Newer users switching from Android or the iPhone may feel a bit lost at first, but once they go through the Torch 9850 they'll be able to notice the similarities and quickly understand how to go from screen to screen. Older BlackBerry users may actually feel a bit more comfortable depending on how long it has been since they used a BlackBerry. OS 6 was quite the major update, so users previous to that era may need a bit more time to get up to speed.
The Torch 9850 does lack a bit when it comes to the features department, sadly. The 5 megapixel camera on the back takes decent pictures, but it doesn't compare to the cameras that are currently coming out from other smartphone manufacturers. In addition, it only records at 720p, which isn't bad by any means, but for RIM to come out swinging, guns blazing, they need to do better than that. The video does seem a tiny bit choppy at times, but overall it's decent. The Torch 9850 is also not a 4G smartphone, meaning the data speeds just aren't there, and in addition, there's no front facing camera for video calls.

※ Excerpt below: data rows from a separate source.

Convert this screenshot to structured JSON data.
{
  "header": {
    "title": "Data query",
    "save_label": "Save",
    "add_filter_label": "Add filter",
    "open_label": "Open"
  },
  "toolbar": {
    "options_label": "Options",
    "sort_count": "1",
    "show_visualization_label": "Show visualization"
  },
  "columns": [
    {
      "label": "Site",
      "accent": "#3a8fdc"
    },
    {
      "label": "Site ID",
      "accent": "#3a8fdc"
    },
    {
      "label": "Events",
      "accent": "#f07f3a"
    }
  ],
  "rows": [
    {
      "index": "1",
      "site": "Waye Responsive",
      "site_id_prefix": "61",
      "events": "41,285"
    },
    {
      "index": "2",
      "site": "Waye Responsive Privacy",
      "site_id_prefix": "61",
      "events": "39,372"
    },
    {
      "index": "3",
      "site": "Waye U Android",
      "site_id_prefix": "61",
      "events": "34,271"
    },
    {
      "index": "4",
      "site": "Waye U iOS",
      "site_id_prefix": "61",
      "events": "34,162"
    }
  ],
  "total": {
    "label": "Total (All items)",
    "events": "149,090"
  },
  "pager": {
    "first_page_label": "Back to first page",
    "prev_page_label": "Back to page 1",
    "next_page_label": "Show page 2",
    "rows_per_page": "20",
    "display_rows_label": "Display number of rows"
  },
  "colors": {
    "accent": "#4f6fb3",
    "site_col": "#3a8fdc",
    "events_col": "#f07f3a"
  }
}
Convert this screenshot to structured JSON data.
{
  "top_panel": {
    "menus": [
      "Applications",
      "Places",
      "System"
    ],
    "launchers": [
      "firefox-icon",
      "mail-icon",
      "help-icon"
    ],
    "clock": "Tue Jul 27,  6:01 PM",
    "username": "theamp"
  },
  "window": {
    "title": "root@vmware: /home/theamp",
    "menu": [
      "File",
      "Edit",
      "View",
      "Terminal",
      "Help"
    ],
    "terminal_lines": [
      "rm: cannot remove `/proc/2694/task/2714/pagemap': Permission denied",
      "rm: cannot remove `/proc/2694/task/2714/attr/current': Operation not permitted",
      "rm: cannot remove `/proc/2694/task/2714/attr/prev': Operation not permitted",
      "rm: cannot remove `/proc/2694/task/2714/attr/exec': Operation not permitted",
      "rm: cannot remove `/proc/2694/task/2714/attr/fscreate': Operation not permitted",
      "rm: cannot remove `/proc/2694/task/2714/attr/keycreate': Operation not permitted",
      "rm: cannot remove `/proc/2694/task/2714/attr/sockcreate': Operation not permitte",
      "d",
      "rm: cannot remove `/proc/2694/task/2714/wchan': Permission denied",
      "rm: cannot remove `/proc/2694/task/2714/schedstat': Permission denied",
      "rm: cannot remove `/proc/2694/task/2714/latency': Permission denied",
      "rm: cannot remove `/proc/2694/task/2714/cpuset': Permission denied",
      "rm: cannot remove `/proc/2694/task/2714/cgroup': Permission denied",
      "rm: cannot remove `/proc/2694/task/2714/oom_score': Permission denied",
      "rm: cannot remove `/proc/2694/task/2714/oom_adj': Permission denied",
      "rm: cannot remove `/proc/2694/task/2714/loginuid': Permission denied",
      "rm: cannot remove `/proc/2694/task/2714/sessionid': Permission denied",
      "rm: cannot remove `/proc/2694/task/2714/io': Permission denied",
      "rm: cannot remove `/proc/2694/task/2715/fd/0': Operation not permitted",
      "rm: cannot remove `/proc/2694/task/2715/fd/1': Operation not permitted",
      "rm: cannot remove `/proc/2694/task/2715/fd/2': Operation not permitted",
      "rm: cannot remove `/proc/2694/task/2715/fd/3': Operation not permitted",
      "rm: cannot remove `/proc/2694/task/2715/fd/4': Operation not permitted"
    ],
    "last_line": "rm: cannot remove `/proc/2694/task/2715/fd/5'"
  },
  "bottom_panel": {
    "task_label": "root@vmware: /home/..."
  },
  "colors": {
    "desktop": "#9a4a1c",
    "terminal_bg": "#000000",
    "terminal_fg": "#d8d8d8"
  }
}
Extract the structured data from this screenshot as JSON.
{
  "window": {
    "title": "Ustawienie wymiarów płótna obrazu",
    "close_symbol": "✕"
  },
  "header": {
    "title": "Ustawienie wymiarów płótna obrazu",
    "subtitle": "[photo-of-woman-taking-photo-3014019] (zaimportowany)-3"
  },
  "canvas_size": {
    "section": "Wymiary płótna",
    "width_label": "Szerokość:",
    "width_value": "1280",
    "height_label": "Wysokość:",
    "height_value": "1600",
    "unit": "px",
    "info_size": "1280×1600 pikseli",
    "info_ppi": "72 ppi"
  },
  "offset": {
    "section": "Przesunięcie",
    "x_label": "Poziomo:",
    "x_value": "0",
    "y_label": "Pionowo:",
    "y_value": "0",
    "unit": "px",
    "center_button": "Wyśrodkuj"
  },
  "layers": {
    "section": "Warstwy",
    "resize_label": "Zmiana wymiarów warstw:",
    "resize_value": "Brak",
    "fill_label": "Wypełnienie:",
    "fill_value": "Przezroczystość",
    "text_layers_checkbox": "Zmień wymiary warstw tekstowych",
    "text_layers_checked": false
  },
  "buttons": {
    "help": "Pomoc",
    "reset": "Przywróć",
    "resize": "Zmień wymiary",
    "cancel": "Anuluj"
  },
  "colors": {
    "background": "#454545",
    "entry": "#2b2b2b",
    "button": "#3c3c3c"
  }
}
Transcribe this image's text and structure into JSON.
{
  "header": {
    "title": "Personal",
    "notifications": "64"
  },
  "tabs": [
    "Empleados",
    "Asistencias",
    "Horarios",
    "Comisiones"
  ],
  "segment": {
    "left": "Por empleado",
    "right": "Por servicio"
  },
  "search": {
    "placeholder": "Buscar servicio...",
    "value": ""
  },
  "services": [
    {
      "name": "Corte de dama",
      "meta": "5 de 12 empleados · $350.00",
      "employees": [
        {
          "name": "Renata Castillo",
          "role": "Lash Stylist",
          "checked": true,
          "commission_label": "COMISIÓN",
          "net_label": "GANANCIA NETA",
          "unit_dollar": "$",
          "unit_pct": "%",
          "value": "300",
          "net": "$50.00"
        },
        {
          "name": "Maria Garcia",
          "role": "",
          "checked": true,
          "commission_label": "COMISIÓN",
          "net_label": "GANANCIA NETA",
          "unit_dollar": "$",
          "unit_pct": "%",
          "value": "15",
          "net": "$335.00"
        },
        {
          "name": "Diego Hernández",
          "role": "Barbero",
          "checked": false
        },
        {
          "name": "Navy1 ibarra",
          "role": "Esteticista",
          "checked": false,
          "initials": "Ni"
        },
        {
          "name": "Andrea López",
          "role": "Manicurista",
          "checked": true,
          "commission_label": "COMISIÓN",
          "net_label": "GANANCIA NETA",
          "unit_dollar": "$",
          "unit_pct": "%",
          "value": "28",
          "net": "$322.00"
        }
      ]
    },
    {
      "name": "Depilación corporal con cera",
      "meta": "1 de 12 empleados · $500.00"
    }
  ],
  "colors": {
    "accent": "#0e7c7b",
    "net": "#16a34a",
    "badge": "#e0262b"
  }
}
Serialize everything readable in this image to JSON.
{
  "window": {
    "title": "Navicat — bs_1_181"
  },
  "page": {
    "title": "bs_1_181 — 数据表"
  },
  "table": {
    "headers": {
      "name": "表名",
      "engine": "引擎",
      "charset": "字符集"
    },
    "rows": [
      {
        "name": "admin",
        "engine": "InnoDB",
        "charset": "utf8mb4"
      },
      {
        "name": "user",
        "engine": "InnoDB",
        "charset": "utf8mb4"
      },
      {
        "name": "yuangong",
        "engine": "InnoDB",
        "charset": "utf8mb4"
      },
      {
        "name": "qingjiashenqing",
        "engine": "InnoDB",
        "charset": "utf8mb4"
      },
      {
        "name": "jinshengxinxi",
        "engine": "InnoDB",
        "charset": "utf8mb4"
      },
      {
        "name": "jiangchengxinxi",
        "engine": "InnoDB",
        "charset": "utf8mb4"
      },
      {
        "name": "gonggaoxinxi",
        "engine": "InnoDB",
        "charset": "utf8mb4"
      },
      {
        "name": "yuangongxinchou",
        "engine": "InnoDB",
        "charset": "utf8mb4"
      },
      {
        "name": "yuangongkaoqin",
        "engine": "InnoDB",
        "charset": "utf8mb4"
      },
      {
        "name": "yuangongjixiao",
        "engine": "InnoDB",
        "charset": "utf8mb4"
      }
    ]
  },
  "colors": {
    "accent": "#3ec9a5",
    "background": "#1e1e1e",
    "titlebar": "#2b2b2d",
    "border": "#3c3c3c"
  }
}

To make up for the lack of 4G speeds, the Torch 9850 does offer the ability to connect to both CDMA and GSM networks (internationally). While this is a great little addition to make the Torch 9850 a world phone, it is no longer unique enough for the smartphone to stand out. Many newer smartphones, powered by Android, are starting to become world phones, once again taking the Torch 9850's market share.
The Final Verdict
Overall the Torch 9850 is an 'Average' smartphone, which is not really a good sign for RIM. It's been a long wait since the last BlackBerry came out and many have been hoping that the next generation of BlackBerries would fare better. However, it doesn't seem as though RIM is really pushing their boundaries and reaching for the stars, rather they seem to be maintaining the status quo and hoping that their customers don't jump ship. It's a sad situation to watch as the BlackBerry was once the king of smartphones, and it seems its fall from grace is not going to be softened by the launch of the Torch 9850.
What do you think? Is BlackBerry dead?